University officials had argued against the regulatory handover earlier this year when the Richmond City Council was debating a resolution to seek the change. 

The resolution was adopted and the transfer of oversight followed several weeks later, something sought by community activists who were unhappy with the water board’s supervision. 

University officials are currently engaged in talks that will lead to a vast new construction project at the Richmond facility that will transform the institution into an academic/corporate research park that will include 70 of the site’s 152 acres. 

The two million square feet of new office and research space projected for the future “Bayside Research Campus” is more than proposed for the entire Long Range Development Plan for the main Berkeley campus. 

Much of the contamination at the field station resulted from the site’s previous incarnation as a plant that made blasting caps from a mercury compound. Mercury compounds have been linked to a variety of ailments, ranging from fatal illnesses to severe brain damage. They are especially hazardous to unborn children. 

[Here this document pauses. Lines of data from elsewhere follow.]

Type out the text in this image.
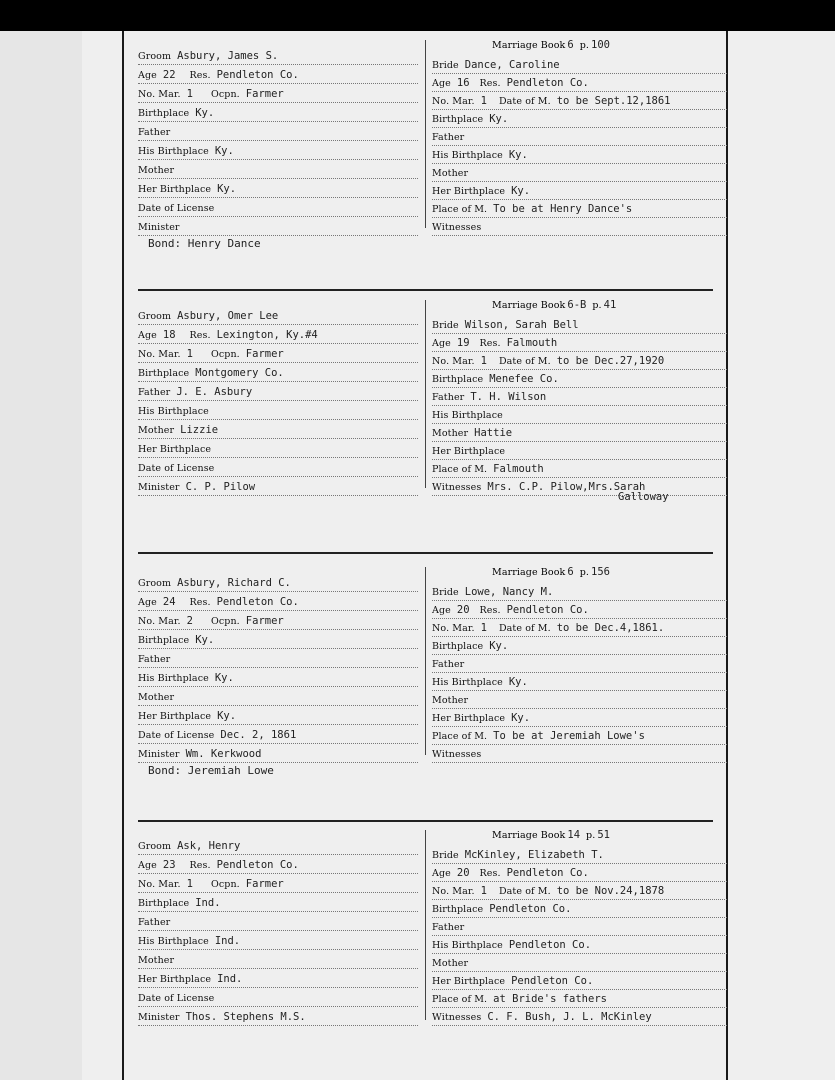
Groom Asbury, James S.
Age 22 Res. Pendleton Co.
No. Mar. 1 Ocpn. Farmer
Birthplace Ky.
Father
His Birthplace Ky.
Mother
Her Birthplace Ky.
Date of License
Minister
Marriage Book 6 p. 100
Bride Dance, Caroline
Age 16 Res. Pendleton Co.
No. Mar. 1 Date of M. to be Sept.12,1861
Birthplace Ky.
Father
His Birthplace Ky.
Mother
Her Birthplace Ky.
Place of M. To be at Henry Dance's
Witnesses
Bond: Henry Dance
Groom Asbury, Omer Lee
Age 18 Res. Lexington, Ky.#4
No. Mar. 1 Ocpn. Farmer
Birthplace Montgomery Co.
Father J. E. Asbury
His Birthplace
Mother Lizzie
Her Birthplace
Date of License
Minister C. P. Pilow
Marriage Book 6-B p. 41
Bride Wilson, Sarah Bell
Age 19 Res. Falmouth
No. Mar. 1 Date of M. to be Dec.27,1920
Birthplace Menefee Co.
Father T. H. Wilson
His Birthplace
Mother Hattie
Her Birthplace
Place of M. Falmouth
Witnesses Mrs. C.P. Pilow,Mrs.Sarah
Galloway
Groom Asbury, Richard C.
Age 24 Res. Pendleton Co.
No. Mar. 2 Ocpn. Farmer
Birthplace Ky.
Father
His Birthplace Ky.
Mother
Her Birthplace Ky.
Date of License Dec. 2, 1861
Minister Wm. Kerkwood
Marriage Book 6 p. 156
Bride Lowe, Nancy M.
Age 20 Res. Pendleton Co.
No. Mar. 1 Date of M. to be Dec.4,1861.
Birthplace Ky.
Father
His Birthplace Ky.
Mother
Her Birthplace Ky.
Place of M. To be at Jeremiah Lowe's
Witnesses
Bond: Jeremiah Lowe
Groom Ask, Henry
Age 23 Res. Pendleton Co.
No. Mar. 1 Ocpn. Farmer
Birthplace Ind.
Father
His Birthplace Ind.
Mother
Her Birthplace Ind.
Date of License
Minister Thos. Stephens M.S.
Marriage Book 14 p. 51
Bride McKinley, Elizabeth T.
Age 20 Res. Pendleton Co.
No. Mar. 1 Date of M. to be Nov.24,1878
Birthplace Pendleton Co.
Father
His Birthplace Pendleton Co.
Mother
Her Birthplace Pendleton Co.
Place of M. at Bride's fathers
Witnesses C. F. Bush, J. L. McKinley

Other contaminants were imported into the site from the adjoining Campus Bay site, which was used for over a century for production of a wide range of chemicals, many of them dangerous, created in part from other equally hazardous substances. 

Cherokee Simeon Ventures is the owner of the Campus Bay site and has been selected by the university as the prospective developer of the Field Station. 

The firm is a joint venture of Simeon Properties, a prominent Bay Area developer, and Cherokee Investment Partners, which specializes in lending money for projects built on remediated hazardous waste sites. 

The RFQ, issued by Rob Gayle, UC’s assistant vice chancellor for capital projects, calls for prospective consultants to submit their application by Aug. 11.